When High Blood Pressure Means Lower Death Risk, but More Hospitalization

March 13, 2017

The study's lead author said the findings may show something similar to the "obesity paradox," where high-risk patients fare better than expected due to frequent follow-up by physicians.

A study being presented this week at the American College of Cardiology (ACC) 66th Scientific Session finds that for some patients, having high systolic blood pressure does not lead to a higher risk of death, even though there are important implications for managed care.

The study, involving the Gulf-CARE registry and funded by Servier, a French pharmaceutical company, examined health records of 2492 patients with type 2 diabetes (T2D) who were among 5005 hospitalized with acute heart failure in 7 Middle Eastern countries: Oman, Saudia Arabia, Yemen, Kuwait, Qatar, Bahrain, and United Arab Emirates.
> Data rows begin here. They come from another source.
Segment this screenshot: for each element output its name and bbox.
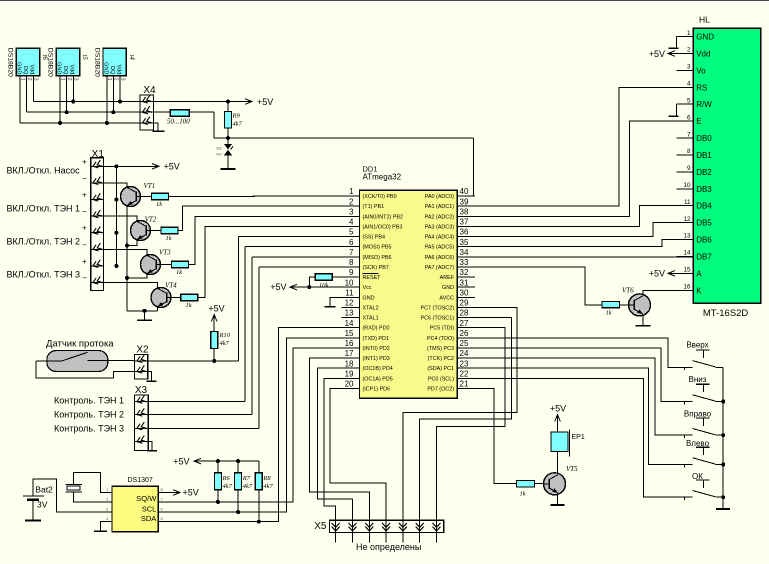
svg-text:(RXD) PD0: (RXD) PD0 — [363, 326, 390, 332]
svg-text:+: + — [82, 191, 87, 200]
svg-text:VT6: VT6 — [622, 286, 634, 294]
svg-text:27: 27 — [460, 319, 469, 328]
svg-text:4: 4 — [687, 81, 691, 88]
svg-text:D2: D2 — [217, 146, 223, 151]
svg-text:PD7 (OC2): PD7 (OC2) — [427, 386, 454, 392]
svg-text:GND: GND — [363, 295, 375, 301]
svg-text:HL: HL — [699, 15, 710, 25]
svg-text:37: 37 — [460, 218, 469, 227]
svg-text:GND: GND — [442, 285, 454, 291]
svg-text:17: 17 — [345, 349, 354, 358]
svg-text:R9: R9 — [232, 113, 241, 120]
svg-text:VT4: VT4 — [165, 281, 177, 289]
svg-text:40: 40 — [460, 187, 469, 196]
svg-text:31: 31 — [460, 278, 469, 287]
svg-text:GND: GND — [696, 33, 714, 42]
svg-text:EP1: EP1 — [572, 434, 585, 441]
svg-text:(INT0) PD2: (INT0) PD2 — [363, 346, 390, 352]
svg-text:7: 7 — [349, 248, 354, 257]
svg-text:50...100: 50...100 — [167, 118, 190, 126]
svg-text:10: 10 — [345, 278, 354, 287]
svg-text:26: 26 — [460, 329, 469, 338]
svg-text:DB4: DB4 — [696, 202, 712, 211]
svg-text:ВКЛ./Откл. ТЭН 1: ВКЛ./Откл. ТЭН 1 — [7, 204, 81, 214]
svg-text:+: + — [82, 257, 87, 266]
svg-text:SQ/W: SQ/W — [136, 494, 157, 503]
svg-text:+5V: +5V — [183, 488, 199, 498]
svg-text:1k: 1k — [520, 490, 526, 497]
svg-text:Влево: Влево — [686, 439, 710, 448]
svg-text:36: 36 — [460, 228, 469, 237]
svg-text:6: 6 — [349, 238, 354, 247]
svg-text:1k: 1k — [156, 201, 162, 208]
svg-text:(AIN0/INT2) PB2: (AIN0/INT2) PB2 — [363, 214, 403, 220]
svg-text:10: 10 — [683, 182, 691, 189]
svg-text:24: 24 — [460, 349, 469, 358]
svg-text:MT-16S2D: MT-16S2D — [703, 308, 749, 319]
svg-text:DQ: DQ — [109, 66, 115, 75]
svg-text:1: 1 — [349, 187, 354, 196]
svg-text:+5V: +5V — [649, 49, 665, 59]
svg-text:PA2 (ADC2): PA2 (ADC2) — [425, 214, 454, 220]
svg-text:R8: R8 — [262, 475, 271, 482]
svg-text:Vdd: Vdd — [115, 65, 121, 75]
svg-text:ВКЛ./Откл. ТЭН 3: ВКЛ./Откл. ТЭН 3 — [7, 269, 81, 279]
svg-text:Контроль. ТЭН 3: Контроль. ТЭН 3 — [54, 424, 124, 434]
svg-text:(OC1B) PD4: (OC1B) PD4 — [363, 366, 393, 372]
svg-text:+: + — [82, 224, 87, 233]
svg-text:32: 32 — [460, 268, 469, 277]
svg-text:8: 8 — [687, 148, 691, 155]
svg-text:t5: t5 — [81, 55, 88, 61]
svg-text:4k7: 4k7 — [220, 340, 230, 347]
svg-text:PA5 (ADC5): PA5 (ADC5) — [425, 245, 454, 251]
svg-text:Контроль. ТЭН 1: Контроль. ТЭН 1 — [54, 396, 124, 406]
svg-text:29: 29 — [460, 299, 469, 308]
svg-text:R/W: R/W — [696, 100, 712, 109]
svg-text:+5V: +5V — [173, 457, 189, 467]
svg-text:DS18B20: DS18B20 — [47, 48, 54, 77]
svg-text:Vdd: Vdd — [69, 65, 75, 75]
svg-text:(TCK) PC2: (TCK) PC2 — [428, 356, 454, 362]
svg-text:(T1) PB1: (T1) PB1 — [363, 204, 385, 210]
svg-text:4k7: 4k7 — [233, 121, 243, 128]
svg-text:RS: RS — [696, 83, 707, 92]
svg-text:4k7: 4k7 — [263, 483, 273, 490]
svg-text:−: − — [82, 274, 87, 283]
svg-text:35: 35 — [460, 238, 469, 247]
svg-text:1k: 1k — [186, 302, 192, 309]
svg-text:25: 25 — [460, 339, 469, 348]
svg-text:(OC1A) PD5: (OC1A) PD5 — [363, 376, 393, 382]
svg-text:R10: R10 — [219, 332, 231, 339]
svg-text:DS1307: DS1307 — [128, 477, 153, 484]
svg-text:(ICP1) PD6: (ICP1) PD6 — [363, 386, 391, 392]
svg-text:VT1: VT1 — [144, 182, 156, 190]
svg-text:3: 3 — [687, 64, 691, 71]
svg-text:16: 16 — [683, 283, 691, 290]
svg-text:PC4 (TDO): PC4 (TDO) — [427, 336, 454, 342]
svg-text:−: − — [82, 174, 87, 183]
svg-text:+5V: +5V — [257, 97, 273, 107]
svg-text:Vo: Vo — [696, 66, 706, 75]
svg-text:AREF: AREF — [440, 275, 455, 281]
svg-text:Vdd: Vdd — [696, 50, 710, 59]
svg-text:3: 3 — [349, 207, 354, 216]
svg-text:2: 2 — [687, 47, 691, 54]
svg-text:16: 16 — [345, 339, 354, 348]
svg-text:10k: 10k — [319, 282, 329, 289]
svg-text:13: 13 — [683, 233, 691, 240]
svg-text:(TMS) PC3: (TMS) PC3 — [427, 346, 454, 352]
svg-text:DB0: DB0 — [696, 134, 712, 143]
svg-text:Контроль. ТЭН 2: Контроль. ТЭН 2 — [54, 410, 124, 420]
svg-text:5: 5 — [687, 97, 691, 104]
svg-text:38: 38 — [460, 207, 469, 216]
svg-text:VT5: VT5 — [566, 465, 578, 473]
svg-text:DB2: DB2 — [696, 168, 712, 177]
svg-text:PC5 (TDI): PC5 (TDI) — [430, 326, 454, 332]
svg-text:12: 12 — [683, 216, 691, 223]
svg-text:14: 14 — [345, 319, 354, 328]
svg-text:39: 39 — [460, 197, 469, 206]
svg-text:+5V: +5V — [649, 269, 665, 279]
svg-text:DB6: DB6 — [696, 236, 712, 245]
svg-text:DB5: DB5 — [696, 219, 712, 228]
svg-text:5: 5 — [349, 228, 354, 237]
svg-text:(INT1) PD3: (INT1) PD3 — [363, 356, 390, 362]
svg-text:GND: GND — [56, 62, 62, 74]
svg-text:VT2: VT2 — [145, 215, 157, 223]
svg-text:28: 28 — [460, 309, 469, 318]
svg-text:DB7: DB7 — [696, 252, 712, 261]
svg-text:Vdd: Vdd — [29, 65, 35, 75]
svg-text:R6: R6 — [222, 475, 231, 482]
svg-text:PA0 (ADC0): PA0 (ADC0) — [425, 194, 454, 200]
svg-text:(XCK/T0) PB0: (XCK/T0) PB0 — [363, 194, 397, 200]
svg-text:Bat2: Bat2 — [35, 484, 53, 494]
svg-text:14: 14 — [683, 250, 691, 257]
svg-text:−: − — [82, 207, 87, 216]
svg-text:GND: GND — [102, 62, 108, 74]
svg-text:(SDA) PC1: (SDA) PC1 — [427, 366, 454, 372]
svg-text:22: 22 — [460, 369, 469, 378]
svg-text:12: 12 — [345, 299, 354, 308]
svg-text:2: 2 — [349, 197, 354, 206]
svg-text:X2: X2 — [136, 344, 149, 355]
svg-text:PA1 (ADC1): PA1 (ADC1) — [425, 204, 454, 210]
svg-text:RESET: RESET — [363, 275, 382, 281]
svg-text:Не определены: Не определены — [356, 542, 421, 552]
svg-text:ВКЛ./Откл. ТЭН 2: ВКЛ./Откл. ТЭН 2 — [7, 237, 81, 247]
svg-text:PC0 (SCL): PC0 (SCL) — [428, 376, 454, 382]
svg-text:(SCK) PB7: (SCK) PB7 — [363, 265, 389, 271]
svg-text:SDA: SDA — [141, 514, 156, 523]
svg-text:1k: 1k — [166, 235, 172, 242]
svg-text:11: 11 — [684, 199, 691, 206]
svg-text:XTAL2: XTAL2 — [363, 305, 379, 311]
svg-text:DS18B20: DS18B20 — [93, 48, 100, 77]
svg-text:21: 21 — [460, 380, 469, 389]
svg-text:34: 34 — [460, 248, 469, 257]
svg-text:8: 8 — [349, 258, 354, 267]
svg-text:PA6 (ADC6): PA6 (ADC6) — [425, 255, 454, 261]
svg-text:13: 13 — [345, 309, 354, 318]
svg-text:33: 33 — [460, 258, 469, 267]
svg-text:GND: GND — [16, 62, 22, 74]
svg-text:Вправо: Вправо — [684, 409, 712, 418]
svg-text:19: 19 — [345, 369, 354, 378]
svg-text:20: 20 — [345, 380, 354, 389]
svg-text:(MOSI) PB5: (MOSI) PB5 — [363, 245, 392, 251]
svg-text:PC6 (TOSC1): PC6 (TOSC1) — [421, 316, 455, 322]
svg-text:9: 9 — [687, 165, 691, 172]
svg-text:(AIN1/OC0) PB3: (AIN1/OC0) PB3 — [363, 224, 403, 230]
svg-text:4k7: 4k7 — [223, 483, 233, 490]
svg-text:PC7 (TOSC2): PC7 (TOSC2) — [421, 305, 455, 311]
svg-text:1k: 1k — [176, 269, 182, 276]
svg-text:R7: R7 — [242, 475, 251, 482]
svg-text:ATmega32: ATmega32 — [363, 173, 402, 182]
svg-text:PA4 (ADC4): PA4 (ADC4) — [425, 235, 454, 241]
svg-text:KV: KV — [217, 152, 223, 157]
svg-text:DS18B20: DS18B20 — [7, 48, 14, 77]
svg-text:K: K — [696, 286, 702, 295]
svg-text:Датчик протока: Датчик протока — [46, 338, 114, 349]
svg-text:18: 18 — [345, 359, 354, 368]
svg-text:15: 15 — [345, 329, 354, 338]
svg-text:DB1: DB1 — [696, 151, 712, 160]
svg-text:Вниз: Вниз — [689, 375, 707, 384]
svg-text:DQ: DQ — [22, 66, 28, 75]
svg-text:Vcc: Vcc — [363, 285, 372, 291]
svg-text:E: E — [696, 117, 701, 126]
svg-text:9: 9 — [349, 268, 354, 277]
svg-text:15: 15 — [683, 267, 691, 274]
svg-text:6: 6 — [687, 114, 691, 121]
svg-text:t4: t4 — [128, 55, 135, 61]
svg-text:ВКЛ./Откл. Насос: ВКЛ./Откл. Насос — [7, 166, 81, 176]
svg-text:30: 30 — [460, 288, 469, 297]
svg-text:4: 4 — [349, 218, 354, 227]
svg-text:(TXD) PD1: (TXD) PD1 — [363, 336, 389, 342]
svg-text:PA7 (ADC7): PA7 (ADC7) — [425, 265, 454, 271]
svg-text:+5V: +5V — [550, 404, 566, 414]
svg-text:SCL: SCL — [142, 504, 157, 513]
svg-text:+5V: +5V — [270, 282, 286, 292]
svg-text:+5V: +5V — [164, 162, 180, 172]
svg-text:−: − — [82, 240, 87, 249]
svg-text:23: 23 — [460, 359, 469, 368]
svg-text:4k7: 4k7 — [243, 483, 253, 490]
svg-text:1: 1 — [687, 30, 691, 37]
svg-text:11: 11 — [345, 288, 354, 297]
svg-text:XTAL1: XTAL1 — [363, 316, 379, 322]
svg-text:A: A — [696, 269, 702, 278]
svg-text:X5: X5 — [314, 521, 327, 532]
svg-text:PA3 (ADC3): PA3 (ADC3) — [425, 224, 454, 230]
svg-text:DB3: DB3 — [696, 185, 712, 194]
svg-text:(MISO) PB6: (MISO) PB6 — [363, 255, 392, 261]
svg-text:Вверх: Вверх — [686, 340, 708, 349]
svg-text:AVCC: AVCC — [439, 295, 454, 301]
svg-text:DQ: DQ — [62, 66, 68, 75]
svg-text:(SS) PB4: (SS) PB4 — [363, 235, 385, 241]
svg-text:VT3: VT3 — [159, 249, 171, 257]
svg-text:+5V: +5V — [208, 304, 224, 314]
svg-text:+: + — [82, 157, 87, 166]
svg-text:1k: 1k — [606, 309, 612, 316]
svg-text:7: 7 — [687, 131, 691, 138]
Results show that patients with both T2D and acute heart failure had a lower risk of death—but a higher risk of heart-related hospitalization—if they had high systolic blood pressure when discharged from the hospital, when compared with those with normal blood pressure. Although this study does not involve US health records, it’s worth looking at the results given that Medicare and many commercial health plans in the United States closely scrutinize 30-day readmission rates, and hospitals can face penalties for failing to meet targets in this area.

A statement from the ACC said this was the first study to examine blood pressure and health outcomes among people with T2D and among those with heart failure. Those with systolic blood pressure above 150 mmHg were 45% less likely to die, but 47% more likely to be hospitalized for heart failure during a 12-month follow up period. A normal systolic blood pressure reading should be lower than 140 mmHg in patients with diabetes, and lower than 130 mmHg in everyone else.

However, patients suffering from both conditions may have a “distinct pathophysiology of the heart and may benefit from different guidelines,” said lead study author Charbel Abi Khalil, MD, PhD, assistant professor of medicine and genetic medicine at Weill Cornell Medicine and cardiology consultant at the heart hospital Hamad Medical Corporation in Doha, Qatar.

Abi Khalil speculated that the results may point to a “blood pressure paradox,” which could be similar to a phenomenon known as the “obesity paradox,” in which patients with obesity and T2D have better survival that those without. Because this is an association and not a cause and effect, it’s been speculated that this may occur because these patients are followed more closely by physicians, and the same may be true of patients with heart failure and diabetes. The frequent follow-ups may suggest more care by cardiologists and diabetes specialists, along with early diagnosis of other health problems.